There was a very brief time in the 1970’s when Diana Ross was going to be a big movie star. She scored an Oscar nomination and loads of critical praise, for her jaw-dropping performance as Billie Holliday in Lady Sings the Blues. By all accounts, this film shouldn’t be recommended — it’s pedestrian script, which hijacks Holliday’s life story, mines all the cliches of a classic Hollywood melodrama. Sidney J. Furie directed the biopic, that has now slipped into cult-classic status. It will be chiefly remembered as a vehicle for its star.

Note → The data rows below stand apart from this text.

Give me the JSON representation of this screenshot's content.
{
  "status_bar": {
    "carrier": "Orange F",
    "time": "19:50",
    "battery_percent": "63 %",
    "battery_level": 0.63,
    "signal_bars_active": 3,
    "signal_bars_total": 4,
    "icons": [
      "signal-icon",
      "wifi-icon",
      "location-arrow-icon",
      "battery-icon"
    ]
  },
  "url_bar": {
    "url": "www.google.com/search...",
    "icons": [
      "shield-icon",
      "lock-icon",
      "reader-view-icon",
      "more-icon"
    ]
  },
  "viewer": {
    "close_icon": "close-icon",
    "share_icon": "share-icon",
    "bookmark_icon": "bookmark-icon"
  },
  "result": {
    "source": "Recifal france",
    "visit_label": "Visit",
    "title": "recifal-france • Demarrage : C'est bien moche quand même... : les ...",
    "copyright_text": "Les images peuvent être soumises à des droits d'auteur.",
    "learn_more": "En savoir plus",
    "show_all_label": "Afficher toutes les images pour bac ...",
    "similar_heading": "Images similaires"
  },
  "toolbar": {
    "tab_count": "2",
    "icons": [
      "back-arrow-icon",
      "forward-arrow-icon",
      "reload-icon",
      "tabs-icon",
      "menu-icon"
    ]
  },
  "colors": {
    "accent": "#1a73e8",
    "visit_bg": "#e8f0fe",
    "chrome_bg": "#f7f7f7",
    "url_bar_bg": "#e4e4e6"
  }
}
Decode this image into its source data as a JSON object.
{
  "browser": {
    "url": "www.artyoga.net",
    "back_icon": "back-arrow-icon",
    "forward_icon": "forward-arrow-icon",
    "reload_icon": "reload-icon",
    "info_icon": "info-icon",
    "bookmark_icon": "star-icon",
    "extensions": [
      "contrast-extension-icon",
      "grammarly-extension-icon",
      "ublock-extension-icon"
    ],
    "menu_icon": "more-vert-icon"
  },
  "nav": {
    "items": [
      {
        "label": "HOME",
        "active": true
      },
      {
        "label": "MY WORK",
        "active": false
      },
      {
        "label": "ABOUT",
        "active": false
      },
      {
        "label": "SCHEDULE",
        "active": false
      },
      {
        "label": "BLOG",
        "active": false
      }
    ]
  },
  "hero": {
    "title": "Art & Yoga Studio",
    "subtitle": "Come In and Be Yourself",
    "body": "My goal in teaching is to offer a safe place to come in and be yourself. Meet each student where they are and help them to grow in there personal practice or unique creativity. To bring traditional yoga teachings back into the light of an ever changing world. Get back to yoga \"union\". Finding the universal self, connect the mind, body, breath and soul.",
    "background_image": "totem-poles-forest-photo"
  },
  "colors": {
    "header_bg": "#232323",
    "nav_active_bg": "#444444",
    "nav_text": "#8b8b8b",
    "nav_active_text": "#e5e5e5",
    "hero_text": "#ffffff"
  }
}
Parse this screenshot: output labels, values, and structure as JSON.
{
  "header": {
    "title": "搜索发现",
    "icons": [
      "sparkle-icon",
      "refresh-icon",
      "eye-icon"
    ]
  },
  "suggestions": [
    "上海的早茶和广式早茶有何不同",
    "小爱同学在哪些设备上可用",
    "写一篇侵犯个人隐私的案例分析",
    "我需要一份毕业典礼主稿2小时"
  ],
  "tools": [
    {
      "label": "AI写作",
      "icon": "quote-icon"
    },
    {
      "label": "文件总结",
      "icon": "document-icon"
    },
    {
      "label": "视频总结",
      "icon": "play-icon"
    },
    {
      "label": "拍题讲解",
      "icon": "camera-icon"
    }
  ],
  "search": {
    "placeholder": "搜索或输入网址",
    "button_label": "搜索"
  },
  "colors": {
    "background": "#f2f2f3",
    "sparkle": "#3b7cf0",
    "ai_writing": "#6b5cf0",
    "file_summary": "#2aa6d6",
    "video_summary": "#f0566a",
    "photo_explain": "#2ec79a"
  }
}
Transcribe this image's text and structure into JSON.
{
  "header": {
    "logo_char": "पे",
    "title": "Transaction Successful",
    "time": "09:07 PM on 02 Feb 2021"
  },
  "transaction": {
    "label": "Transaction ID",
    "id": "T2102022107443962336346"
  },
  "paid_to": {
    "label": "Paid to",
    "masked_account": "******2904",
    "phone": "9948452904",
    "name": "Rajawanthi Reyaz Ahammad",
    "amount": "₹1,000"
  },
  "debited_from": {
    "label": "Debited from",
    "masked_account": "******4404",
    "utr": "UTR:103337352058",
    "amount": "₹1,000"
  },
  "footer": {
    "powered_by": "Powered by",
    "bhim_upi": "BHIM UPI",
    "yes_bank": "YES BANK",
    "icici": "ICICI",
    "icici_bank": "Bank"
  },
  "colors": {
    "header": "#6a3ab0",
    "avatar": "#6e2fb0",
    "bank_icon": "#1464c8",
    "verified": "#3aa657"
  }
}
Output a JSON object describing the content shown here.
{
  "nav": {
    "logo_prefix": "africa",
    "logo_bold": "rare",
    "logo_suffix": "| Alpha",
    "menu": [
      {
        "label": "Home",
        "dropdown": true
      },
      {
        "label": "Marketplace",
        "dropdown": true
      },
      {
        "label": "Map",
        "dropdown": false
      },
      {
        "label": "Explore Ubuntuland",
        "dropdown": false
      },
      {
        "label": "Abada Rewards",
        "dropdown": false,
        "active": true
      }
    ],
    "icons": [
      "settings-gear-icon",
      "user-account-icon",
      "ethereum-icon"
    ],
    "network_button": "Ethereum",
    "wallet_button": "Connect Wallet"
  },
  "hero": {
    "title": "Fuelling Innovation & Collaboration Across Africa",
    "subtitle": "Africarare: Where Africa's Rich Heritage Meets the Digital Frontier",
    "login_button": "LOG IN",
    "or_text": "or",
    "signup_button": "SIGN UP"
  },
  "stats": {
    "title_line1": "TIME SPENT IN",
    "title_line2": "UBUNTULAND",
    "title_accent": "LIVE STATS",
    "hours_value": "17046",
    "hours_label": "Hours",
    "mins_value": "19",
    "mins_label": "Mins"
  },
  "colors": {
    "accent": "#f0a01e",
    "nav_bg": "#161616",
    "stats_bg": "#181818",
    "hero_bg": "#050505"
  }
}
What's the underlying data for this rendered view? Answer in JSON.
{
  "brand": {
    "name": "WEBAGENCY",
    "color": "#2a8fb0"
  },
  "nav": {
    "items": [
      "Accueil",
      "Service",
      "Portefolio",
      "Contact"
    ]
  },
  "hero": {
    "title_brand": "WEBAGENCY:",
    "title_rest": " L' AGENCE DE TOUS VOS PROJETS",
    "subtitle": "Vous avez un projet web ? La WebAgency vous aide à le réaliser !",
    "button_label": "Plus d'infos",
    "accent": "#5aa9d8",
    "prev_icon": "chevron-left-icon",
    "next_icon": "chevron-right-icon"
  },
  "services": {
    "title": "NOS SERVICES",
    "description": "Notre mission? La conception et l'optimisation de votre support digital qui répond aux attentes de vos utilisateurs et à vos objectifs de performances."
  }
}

The film opens with Billie Holliday, withdrawing from heroin and thrashing in agony in a jail cell. This is a smart move on the part of the film makers, because their agenda of presenting Diana Ross as a “serious actress,” and it succeeds. The carefully constructed image of glamour that Ross had cultivated up to that point was credibly smashed. Actually, the writers took an almost gleeful approach in fracturing the public image of Ross by exploiting the filmable aspects of Billie Holliday’s life that would challenge the elegance of the younger pop star: more than once we are treated to Billie Holliday being strung out and high, or even worse, shooting up. In its strive to be “gritty” the team of screenwriters also exploited much of the haunted experiences of Holliday’s life — including the moment when she sees lynch victims swinging on trees.
Despite the desperate attempt at creating an epic, the film is still fitfully enjoyable. Richard Pryor steals his scenes as the Piano Man, an ivory tikler who works at the club Holliday debuts at. He offers her sage advice on how to set herself apart form the other, flashier showgirls. Ross, in an interview also revealed that Pryor was her inspiration when she had to perform the drug scenes. Billy Dee Williams is solid as Louis McKay, a handsome gambler that falls in love with Holliday.
The relationship between Holliday and McKay is presented as fabulously tragic and melodramatic. Actually, the problem with the film is that the same approach is taken with Holliday’s life. It’s as if the film makers revel in the victim myth that plagues Holliday’s legacy (the same sort of problem Judy Garland, Marilyn Monroe and James Dean), so with an almost-pornographic zeal, they pile on Holliday’s tragedies in an episodic fashion. In the end, the whole point of watching the film is to see Diana Ross in a lightning-struck-once performance of amazing sensitivity.